The projection may have any cross-sectional shape as long as it can prevent the exhaust gas from flowing between the fins and the tube sheet, and is not limited to the one shown in the above embodiment. . Further, in the above-mentioned embodiment, the fin collars of the fins at both ends are projected to the same side as the projecting piece, that is, the tube sheet side. However, this fin collar interferes with the contact of the projecting piece with the inner surface of the tube sheet. If there is a risk of this, it may be projected to the side opposite to the projecting piece.

[0015]

According to the present invention, since the gap between the fins at both ends and the tube sheet can be closed by the protrusions provided at the fins at both ends, it is possible to prevent exhaust gas from flowing into the gap from below. It is possible to prevent the exhaust gas that has flowed into the gap between the fins at both ends and the tube sheet from leaking to the outside through the heat transfer tube insertion holes of the tube sheet. In particular, even if there is a poor seal between the tube plate and the heat transfer tube, it is possible to prevent exhaust gas from leaking through the gap between the tube plate and the heat transfer tube.

Moreover, the exhaust leakage can be prevented only by performing a simple process (for example, bending process) on the fins at both ends, the exhaust leakage can be effectively prevented at a low cost, and the heat exchange efficiency of the heat exchanger can be improved. Can be improved.

[Brief description of drawings]

FIG. 1 is a partially exploded perspective view showing a heat exchanger according to an embodiment of the present invention.

FIG. 2 is a partially cutaway perspective view showing a fin collar and a notch portion, a heat transfer tube, and a welding member provided in the same fin.

FIG. 3 is a partially cutaway perspective view showing fins at both ends.

FIG. 4 is a partially broken sectional view showing the heat exchanger of the above.

FIG. 5 is a partially cutaway sectional view showing a heat exchanger according to another embodiment of the present invention.

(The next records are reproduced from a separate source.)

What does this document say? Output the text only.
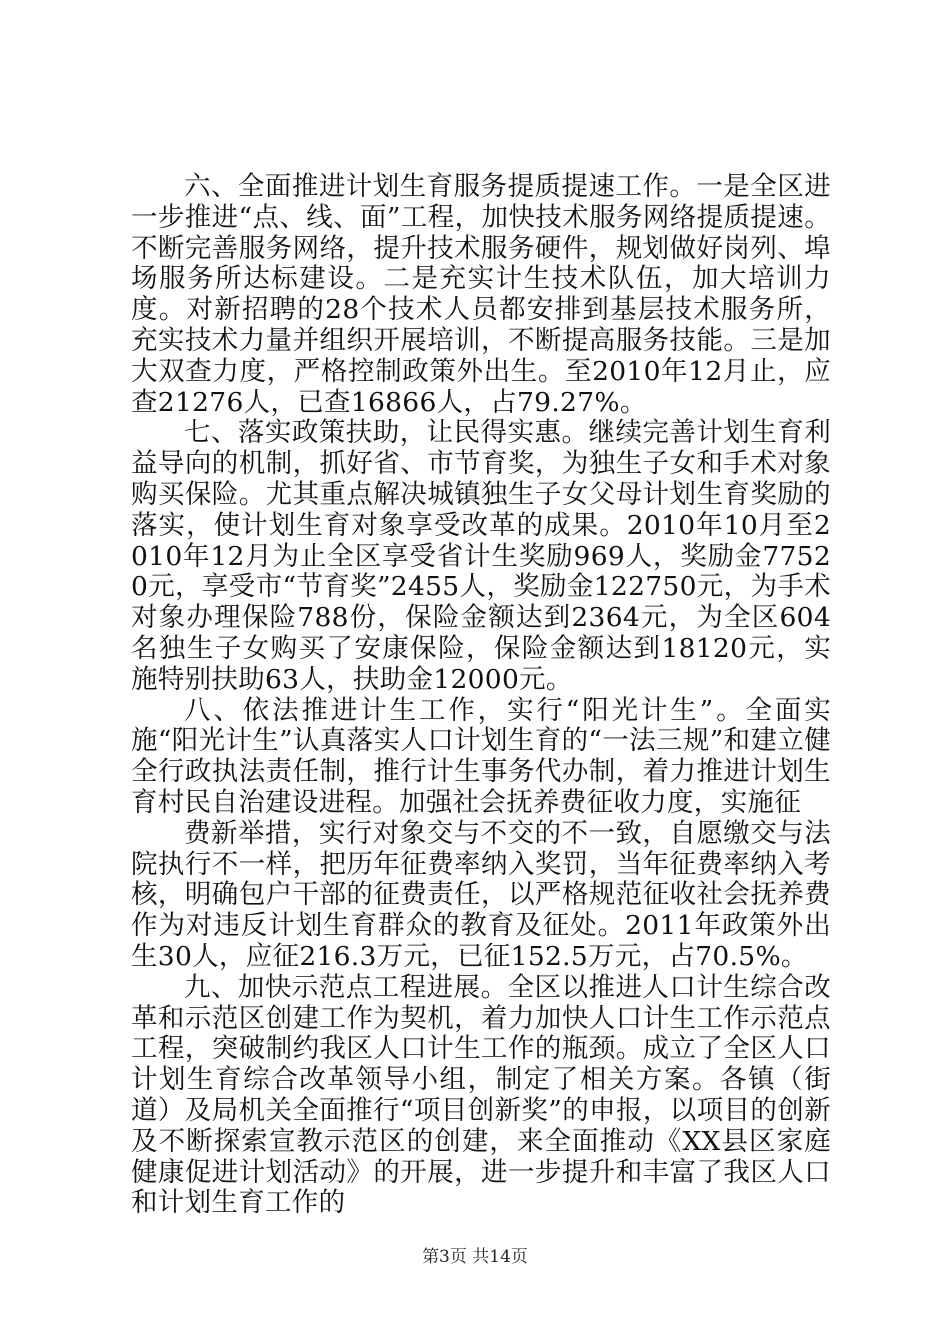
六、全面推进计划生育服务提质提速工作。一是全区进一步推进“点、线、面”工程，加快技术服务网络提质提速。不断完善服务网络，提升技术服务硬件，规划做好岗列、埠场服务所达标建设。二是充实计生技术队伍，加大培训力度。对新招聘的28个技术人员都安排到基层技术服务所，充实技术力量并组织开展培训，不断提高服务技能。三是加大双查力度，严格控制政策外出生。至2010年12月止，应查21276人，已查16866人，占79.27%。

七、落实政策扶助，让民得实惠。继续完善计划生育利益导向的机制，抓好省、市节育奖，为独生子女和手术对象购买保险。尤其重点解决城镇独生子女父母计划生育奖励的落实，使计划生育对象享受改革的成果。2010年10月至2010年12月为止全区享受省计生奖励969人，奖励金77520元，享受市“节育奖”2455人，奖励金122750元，为手术对象办理保险788份，保险金额达到2364元，为全区604名独生子女购买了安康保险，保险金额达到18120元，实施特别扶助63人，扶助金12000元。

八、依法推进计生工作，实行“阳光计生”。全面实施“阳光计生”认真落实人口计划生育的“一法三规”和建立健全行政执法责任制，推行计生事务代办制，着力推进计划生育村民自治建设进程。加强社会抚养费征收力度，实施征

费新举措，实行对象交与不交的不一致，自愿缴交与法院执行不一样，把历年征费率纳入奖罚，当年征费率纳入考核，明确包户干部的征费责任，以严格规范征收社会抚养费作为对违反计划生育群众的教育及征处。2011年政策外出生30人，应征216.3万元，已征152.5万元，占70.5%。

九、加快示范点工程进展。全区以推进人口计生综合改革和示范区创建工作为契机，着力加快人口计生工作示范点工程，突破制约我区人口计生工作的瓶颈。成立了全区人口计划生育综合改革领导小组，制定了相关方案。各镇（街道）及局机关全面推行“项目创新奖”的申报，以项目的创新及不断探索宣教示范区的创建，来全面推动《XX县区家庭健康促进计划活动》的开展，进一步提升和丰富了我区人口和计划生育工作的

第3页 共14页
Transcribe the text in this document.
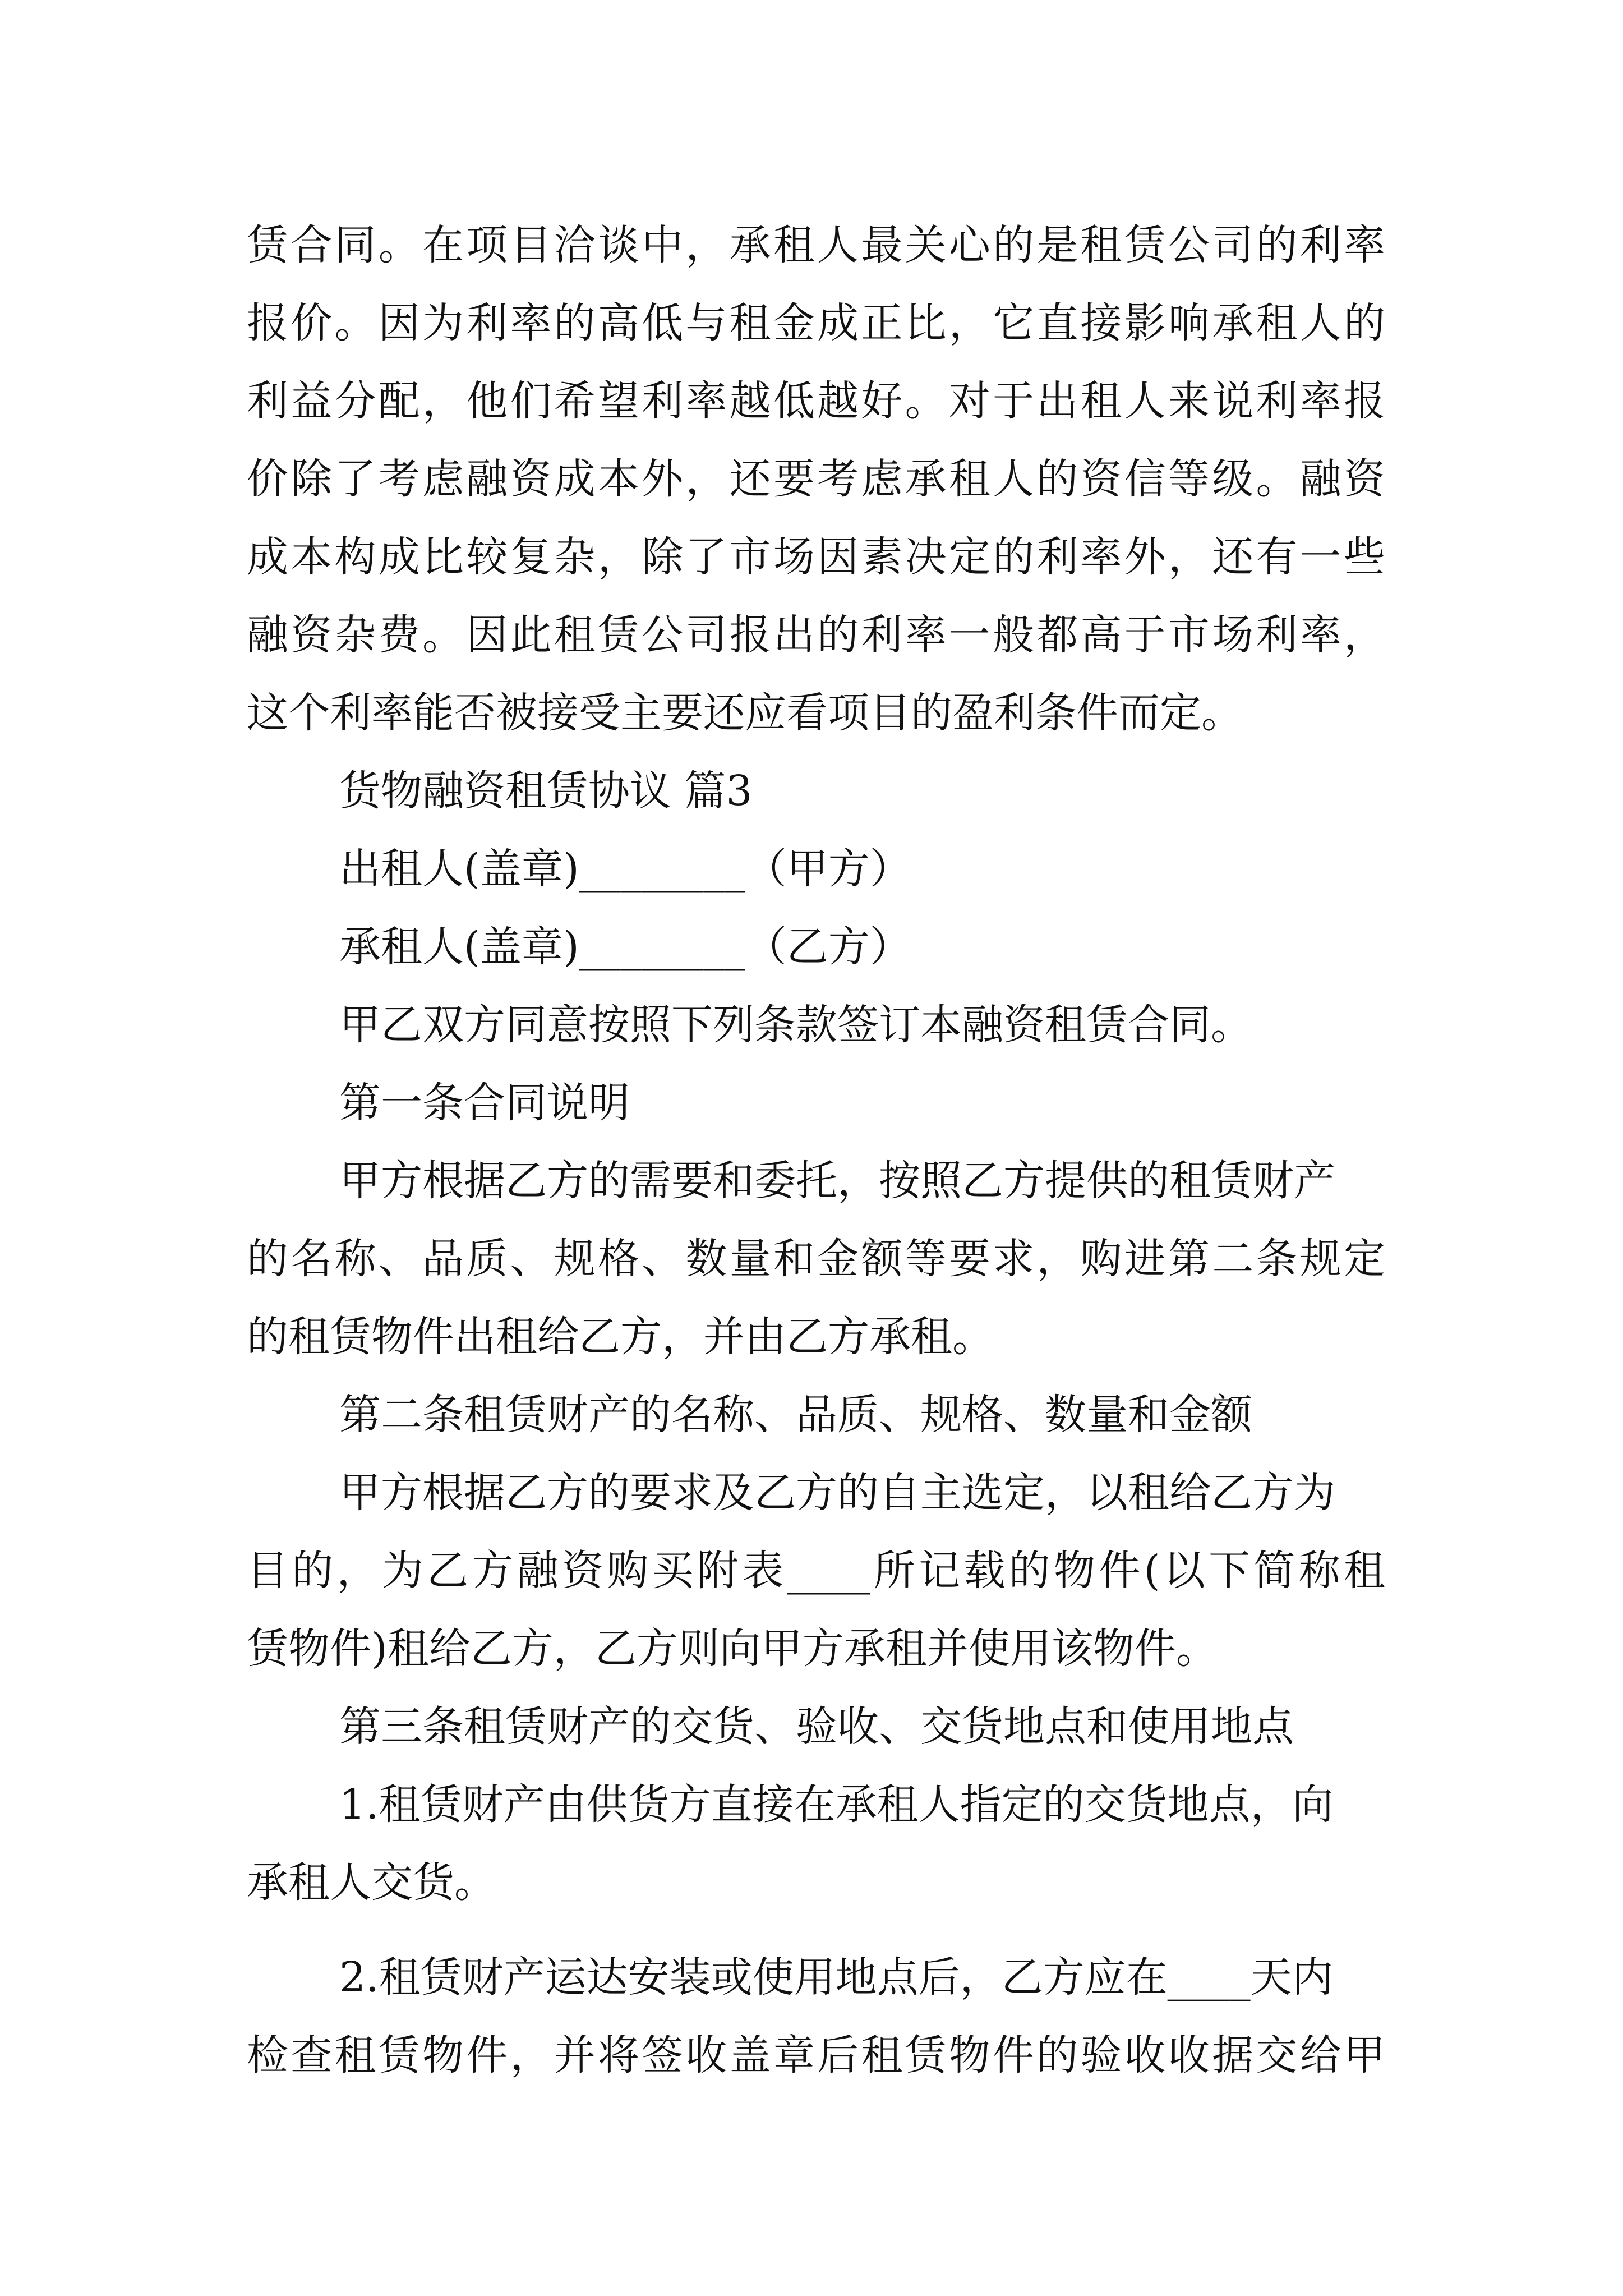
赁合同。在项目洽谈中，承租人最关心的是租赁公司的利率
报价。因为利率的高低与租金成正比，它直接影响承租人的
利益分配，他们希望利率越低越好。对于出租人来说利率报
价除了考虑融资成本外，还要考虑承租人的资信等级。融资
成本构成比较复杂，除了市场因素决定的利率外，还有一些
融资杂费。因此租赁公司报出的利率一般都高于市场利率，
这个利率能否被接受主要还应看项目的盈利条件而定。
货物融资租赁协议 篇3
出租人(盖章)________（甲方）
承租人(盖章)________（乙方）
甲乙双方同意按照下列条款签订本融资租赁合同。
第一条合同说明
甲方根据乙方的需要和委托，按照乙方提供的租赁财产
的名称、品质、规格、数量和金额等要求，购进第二条规定
的租赁物件出租给乙方，并由乙方承租。
第二条租赁财产的名称、品质、规格、数量和金额
甲方根据乙方的要求及乙方的自主选定，以租给乙方为
目的，为乙方融资购买附表____所记载的物件(以下简称租
赁物件)租给乙方，乙方则向甲方承租并使用该物件。
第三条租赁财产的交货、验收、交货地点和使用地点
1.租赁财产由供货方直接在承租人指定的交货地点，向
承租人交货。
2.租赁财产运达安装或使用地点后，乙方应在____天内
检查租赁物件，并将签收盖章后租赁物件的验收收据交给甲
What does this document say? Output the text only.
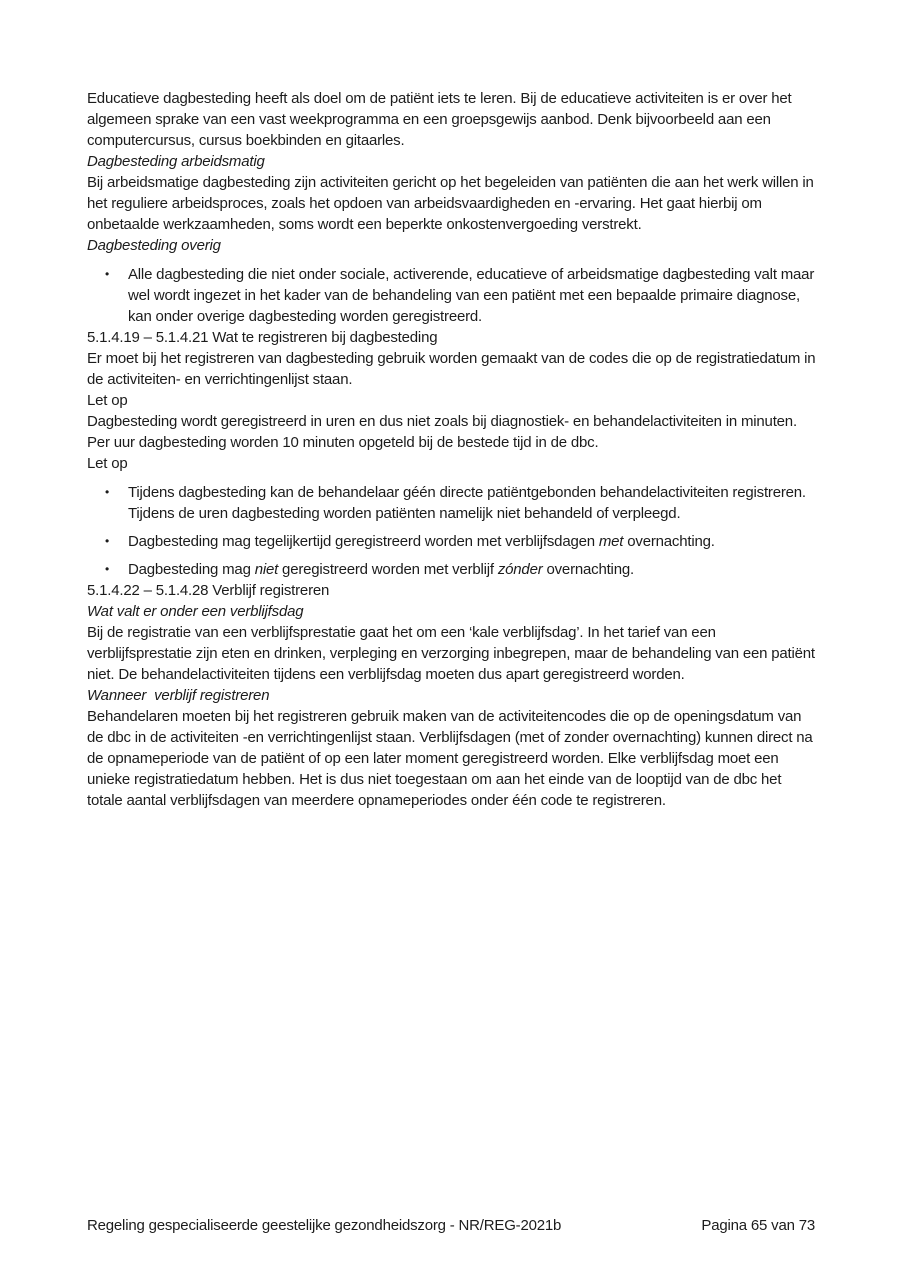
Educatieve dagbesteding heeft als doel om de patiënt iets te leren. Bij de educatieve activiteiten is er over het algemeen sprake van een vast weekprogramma en een groepsgewijs aanbod. Denk bijvoorbeeld aan een computercursus, cursus boekbinden en gitaarles.

Dagbesteding arbeidsmatig

Bij arbeidsmatige dagbesteding zijn activiteiten gericht op het begeleiden van patiënten die aan het werk willen in het reguliere arbeidsproces, zoals het opdoen van arbeidsvaardigheden en -ervaring. Het gaat hierbij om onbetaalde werkzaamheden, soms wordt een beperkte onkostenvergoeding verstrekt.

Dagbesteding overig
•	Alle dagbesteding die niet onder sociale, activerende, educatieve of arbeidsmatige dagbesteding valt maar wel wordt ingezet in het kader van de behandeling van een patiënt met een bepaalde primaire diagnose, kan onder overige dagbesteding worden geregistreerd.
5.1.4.19 – 5.1.4.21 Wat te registreren bij dagbesteding

Er moet bij het registreren van dagbesteding gebruik worden gemaakt van de codes die op de registratiedatum in de activiteiten- en verrichtingenlijst staan.

Let op

Dagbesteding wordt geregistreerd in uren en dus niet zoals bij diagnostiek- en behandelactiviteiten in minuten. Per uur dagbesteding worden 10 minuten opgeteld bij de bestede tijd in de dbc.

Let op

•	Tijdens dagbesteding kan de behandelaar géén directe patiëntgebonden behandelactiviteiten registreren. Tijdens de uren dagbesteding worden patiënten namelijk niet behandeld of verpleegd.
•	Dagbesteding mag tegelijkertijd geregistreerd worden met verblijfsdagen met overnachting.
•	Dagbesteding mag niet geregistreerd worden met verblijf zónder overnachting.
5.1.4.22 – 5.1.4.28 Verblijf registreren
Wat valt er onder een verblijfsdag

Bij de registratie van een verblijfsprestatie gaat het om een ‘kale verblijfsdag’. In het tarief van een verblijfsprestatie zijn eten en drinken, verpleging en verzorging inbegrepen, maar de behandeling van een patiënt niet. De behandelactiviteiten tijdens een verblijfsdag moeten dus apart geregistreerd worden.

Wanneer  verblijf registreren

Behandelaren moeten bij het registreren gebruik maken van de activiteitencodes die op de openingsdatum van de dbc in de activiteiten -en verrichtingenlijst staan. Verblijfsdagen (met of zonder overnachting) kunnen direct na de opnameperiode van de patiënt of op een later moment geregistreerd worden. Elke verblijfsdag moet een unieke registratiedatum hebben. Het is dus niet toegestaan om aan het einde van de looptijd van de dbc het totale aantal verblijfsdagen van meerdere opnameperiodes onder één code te registreren.

Regeling gespecialiseerde geestelijke gezondheidszorg - NR/REG-2021b	Pagina 65 van 73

FIG. 6 is a partially broken sectional view showing a heat exchanger according to a conventional example.

[Explanation of symbols]

 1 Tube Plate 2 Fins 3 Fins 4 Heat Transfer Tube 5 Heat Transfer Tube Insertion Hole 11 Projecting Piece

 ─────────────────────────────────────────────────── ─── Continuation of the front page (72) Inventor Hiroshi Ikeda 32 Akashi-cho, Chuo-ku, Hyogo Prefecture Noritsu Co., Ltd. (72) Inventor Satoshi Kazumaki 32 Akashi-cho, Chuo-ku Kobe, Hyogo Prefecture Noritsu (72) Inventor Hidekazu Fukui 32 No. Akashi-cho, Chuo-ku, Kobe-shi, Hyogo Prefecture Stock company Noritsu (72) Inventor Atsuhiro Morishita 32 Akashi-cho, Chuo-ku, Kobe City Hyogo (72) Inventor Yutaka Kawaguchi 32, Akashi-cho, Chuo-ku, Kobe-shi, Hyogo Within Noritsu Co., Ltd. (72) Eiji Kamiyoshi 32, Akashi-cho, Chuo-ku, Kobe-shi, Hyogo Within Noritsu, Inc.

Claims (1)

[Claims] 1. A heat exchanger in which a large number of fins are arranged between a pair of tube plates, and the heat transfer tubes are inserted through heat transfer tube insertion holes provided in the tube plates and fins. A heat exchanger characterized in that a projecting piece is provided below the heat transfer tube insertion hole of the fin over substantially the entire width of the fin, and the projecting piece is brought into contact with the inner surface of the tube sheet.